← Back to the schedule

Keynote | Technical

Disaster Recovery for Big Data

Thursday 16th | 12:55 - 13:25 | Theatre 20

One-liner summary:

All modern Big Data solutions, like Hadoop, Kafka or the rest of the ecosystem tools, are designed as distributed processes and as such include some sort of redundancy for High Availability. For mission-critical data this is often not good enough and enterprises seek a way to avoid having all their eggs in one basket. In this talk we will give examples of possible Disaster Recovery options, how to integrate them with existing solutions and what are the benefits of having them.

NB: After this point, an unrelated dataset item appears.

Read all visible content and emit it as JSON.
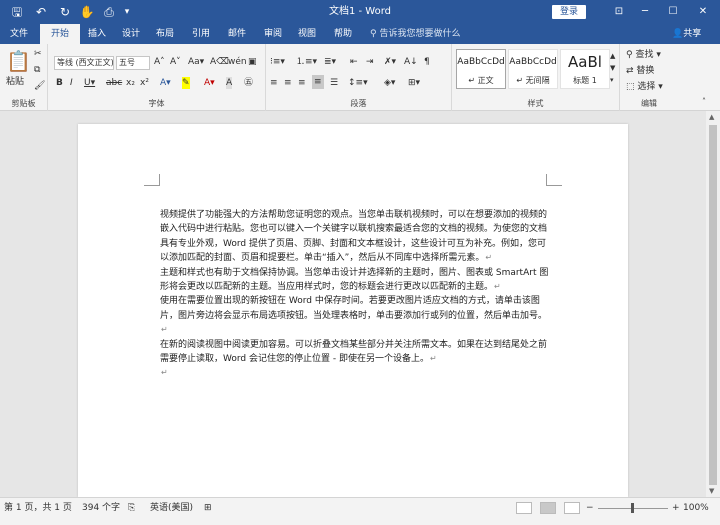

Keywords defining the session:

- Disaster Recovery

- Big Data

- Engineering


Big Data is all about unifying data in one place. Enterprises spend a lot of time setting up data flows from their productive environments to these new platforms to ensure that every piece of relevant information is stored in a single location. This has the benefit of providing a convenient centralized location for data access, a much broader view of what is happening, and allows for more efficient data cleansing and ultimately better analytics. However, there is a downside to this: the Big Data platform becomes mission critical and, if kept in a single location, might become a very vulnerable spot in the company’s structure. We all usually associate Disaster Recovery with the “What if your datacenter gets blown up by a bomb?”, but a broken water pipe or a power cable being cut down by accident are much more common and might still take a lot of time to recover. Big Data solutions need to be ready to be launched in a different datacenter if needed, just like the rest of the company’s solutions. So, how’s the Big Data Platform different from the rest of the IT services that it cannot be simply incorporated into an existing Disaster Recovery solution? First, productive Big Data solutions are generally run in their own environment: dedicated hardware, dedicated network, and a specific platform management solution such as Cloudera Manager or Apache Ambari. Secondly, the sheer volume of data and the complexity of the internal processes in these clusters add to the difficulty of designing a DR solution for Big Data and generally just the simplest scripts (with lots of manual intervention) are implemented.